Ukraine Markets Daily (April 27, 2017)

Market news

  • S&P raises Privatbank’s counterparty rating to CCC+

Market comment

The UX index decreased by 2.4% Yesterday and the PFTS index decreased by 0.6% (in UAH terms). The WIG-Ukraine index increased by 2.2%. On the interbank exchange market, the USD/UAH decreased by 0.1% to UAH 26.56 (mid price), according to Thomson Reuters. The official exchange rate reported by the NBU was UAH 26.63


S&P raises Privatbank’s counterparty rating to CCC+

On April 26, 2017, S&P upgraded Privatbank’s long- and short-term counterparty credit ratings to CCC+/C from SD/SD, outlook stable, according to a statement of the rating agency.

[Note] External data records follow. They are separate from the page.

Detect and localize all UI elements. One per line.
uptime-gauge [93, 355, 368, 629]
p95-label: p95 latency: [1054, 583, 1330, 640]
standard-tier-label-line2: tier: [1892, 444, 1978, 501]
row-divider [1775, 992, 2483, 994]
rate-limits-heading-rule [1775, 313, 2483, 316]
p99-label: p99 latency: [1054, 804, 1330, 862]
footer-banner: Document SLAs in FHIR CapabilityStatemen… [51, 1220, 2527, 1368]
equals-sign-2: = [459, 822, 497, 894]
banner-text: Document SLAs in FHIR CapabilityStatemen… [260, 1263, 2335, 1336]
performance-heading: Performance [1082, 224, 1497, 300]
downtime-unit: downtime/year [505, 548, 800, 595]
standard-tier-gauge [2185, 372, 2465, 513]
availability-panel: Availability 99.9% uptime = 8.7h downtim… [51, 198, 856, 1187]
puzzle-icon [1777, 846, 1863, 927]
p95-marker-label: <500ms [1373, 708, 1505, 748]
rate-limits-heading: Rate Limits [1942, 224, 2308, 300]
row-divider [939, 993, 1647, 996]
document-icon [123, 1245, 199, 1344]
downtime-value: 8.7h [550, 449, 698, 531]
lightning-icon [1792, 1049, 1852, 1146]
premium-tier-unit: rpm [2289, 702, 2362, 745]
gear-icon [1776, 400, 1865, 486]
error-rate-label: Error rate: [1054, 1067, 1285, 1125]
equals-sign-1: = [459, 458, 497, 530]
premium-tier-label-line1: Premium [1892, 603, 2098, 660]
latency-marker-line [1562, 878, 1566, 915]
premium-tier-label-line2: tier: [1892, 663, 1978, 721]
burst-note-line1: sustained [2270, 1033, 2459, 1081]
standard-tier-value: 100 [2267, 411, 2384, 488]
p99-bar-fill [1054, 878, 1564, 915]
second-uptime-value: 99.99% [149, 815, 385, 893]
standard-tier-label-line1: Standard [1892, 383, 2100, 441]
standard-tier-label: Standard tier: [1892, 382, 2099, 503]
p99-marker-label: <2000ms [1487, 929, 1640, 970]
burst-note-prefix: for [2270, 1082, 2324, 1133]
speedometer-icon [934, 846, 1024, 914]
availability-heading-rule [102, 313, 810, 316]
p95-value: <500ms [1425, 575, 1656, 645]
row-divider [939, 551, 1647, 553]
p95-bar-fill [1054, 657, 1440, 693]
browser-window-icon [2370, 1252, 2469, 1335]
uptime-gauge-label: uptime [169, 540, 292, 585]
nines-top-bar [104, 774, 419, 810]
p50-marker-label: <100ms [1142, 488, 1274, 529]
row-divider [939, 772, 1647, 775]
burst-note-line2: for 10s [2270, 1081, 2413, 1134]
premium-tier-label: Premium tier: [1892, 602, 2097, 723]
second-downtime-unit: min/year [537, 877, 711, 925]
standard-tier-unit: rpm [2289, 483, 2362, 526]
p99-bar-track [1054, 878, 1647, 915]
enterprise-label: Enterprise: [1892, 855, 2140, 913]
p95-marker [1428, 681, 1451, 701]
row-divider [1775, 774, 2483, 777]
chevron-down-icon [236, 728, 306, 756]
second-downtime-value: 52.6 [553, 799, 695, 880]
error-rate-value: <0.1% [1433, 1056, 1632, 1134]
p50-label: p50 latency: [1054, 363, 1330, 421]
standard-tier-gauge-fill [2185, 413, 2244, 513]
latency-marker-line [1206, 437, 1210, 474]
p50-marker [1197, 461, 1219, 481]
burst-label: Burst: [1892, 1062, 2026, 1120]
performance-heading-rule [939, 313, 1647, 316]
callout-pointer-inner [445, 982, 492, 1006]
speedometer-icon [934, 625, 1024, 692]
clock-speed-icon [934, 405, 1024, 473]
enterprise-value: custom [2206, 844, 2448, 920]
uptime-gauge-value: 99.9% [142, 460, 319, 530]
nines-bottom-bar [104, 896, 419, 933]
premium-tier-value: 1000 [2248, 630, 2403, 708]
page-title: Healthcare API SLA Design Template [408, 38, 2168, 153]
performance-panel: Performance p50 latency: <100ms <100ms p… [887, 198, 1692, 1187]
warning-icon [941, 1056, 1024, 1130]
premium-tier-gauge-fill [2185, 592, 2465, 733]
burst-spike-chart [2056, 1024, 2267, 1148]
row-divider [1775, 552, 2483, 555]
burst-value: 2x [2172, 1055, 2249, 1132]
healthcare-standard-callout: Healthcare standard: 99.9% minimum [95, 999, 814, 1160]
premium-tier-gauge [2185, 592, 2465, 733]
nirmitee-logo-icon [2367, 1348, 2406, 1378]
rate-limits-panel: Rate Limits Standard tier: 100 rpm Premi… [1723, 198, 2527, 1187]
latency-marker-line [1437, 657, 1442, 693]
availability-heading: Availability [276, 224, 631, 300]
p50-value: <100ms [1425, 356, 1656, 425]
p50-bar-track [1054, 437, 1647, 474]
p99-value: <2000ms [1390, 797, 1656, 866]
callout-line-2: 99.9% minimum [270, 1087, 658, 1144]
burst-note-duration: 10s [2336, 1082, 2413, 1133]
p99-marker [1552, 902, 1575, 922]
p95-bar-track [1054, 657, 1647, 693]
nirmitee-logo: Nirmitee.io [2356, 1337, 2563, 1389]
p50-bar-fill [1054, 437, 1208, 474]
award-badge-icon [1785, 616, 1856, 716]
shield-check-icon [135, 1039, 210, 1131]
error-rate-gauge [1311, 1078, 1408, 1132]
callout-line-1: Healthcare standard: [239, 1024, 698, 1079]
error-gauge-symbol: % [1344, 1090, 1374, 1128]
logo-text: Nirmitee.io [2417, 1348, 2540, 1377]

The rating upgrade became conceivable after the risk of bankruptcy of the bank receded, as soon as the investors and depositors of the banks are unlikely to launch a bankruptcy lawsuit after the bail-in of the LPN notes and the capitalization of the deposits of related parties in December 2016 during the nationalization of the bank, according to S&P estimations. S&P considers that Privatbank emerged from default, having resumed debt servicing after a short break in December-January in connection with the ownership transition, and is now current on its obligations. S&P estimates the rating outlook to be stable in the next twelve months as default risk is reduced, while the bank still enjoys ongoing support from the state. However, the rating agency notes that the current operating model of the bank may not be viable, considering that nearly 80% of the bank’s corporate lending portfolio consists with non-performing loans, while the bank mostly relies on the highly volatile retail deposit environment to support lending. The rating agency notes that the share of problem loans in the bank is still high, whereas its capitalization and profitability are low, making Privatbank’s ability to meet its financial obligations vulnerable to the fluctuations in the business, financial and economic conditions. Moreover, some risks for the medium-term creditworthiness of the bank remains in connection with the bail-in operations, as some of the bailed-in depositors have initiated litigations in international courts. The bank’s capital adequacy ratio stood at 6.4% (against an NBU requirement of no less than 10%) by mid-April 2017, S&P notes, referring to an asset quality review of the bank conducted by Ernst & Young. The rating agency cautions that additional provisioning expenses, together with high level of expenses on deposits and administrative expenses may put a drag on the bank’s profitability in 2017.

Our view:

The rating upgrade is NEGATIVE for note holders, which are seen to have to accept the losses incurred through the bailing operations on the bank’s Eurobonds and related parties deposits in December 2016. Moreover, despite a return to regular business operations, the sustainability of the bank remains questionable, excluding neither a change in the stance of the Government on the issue, nor a reaffirmation of the bank’s commitments on the debt in the short-to-medium term.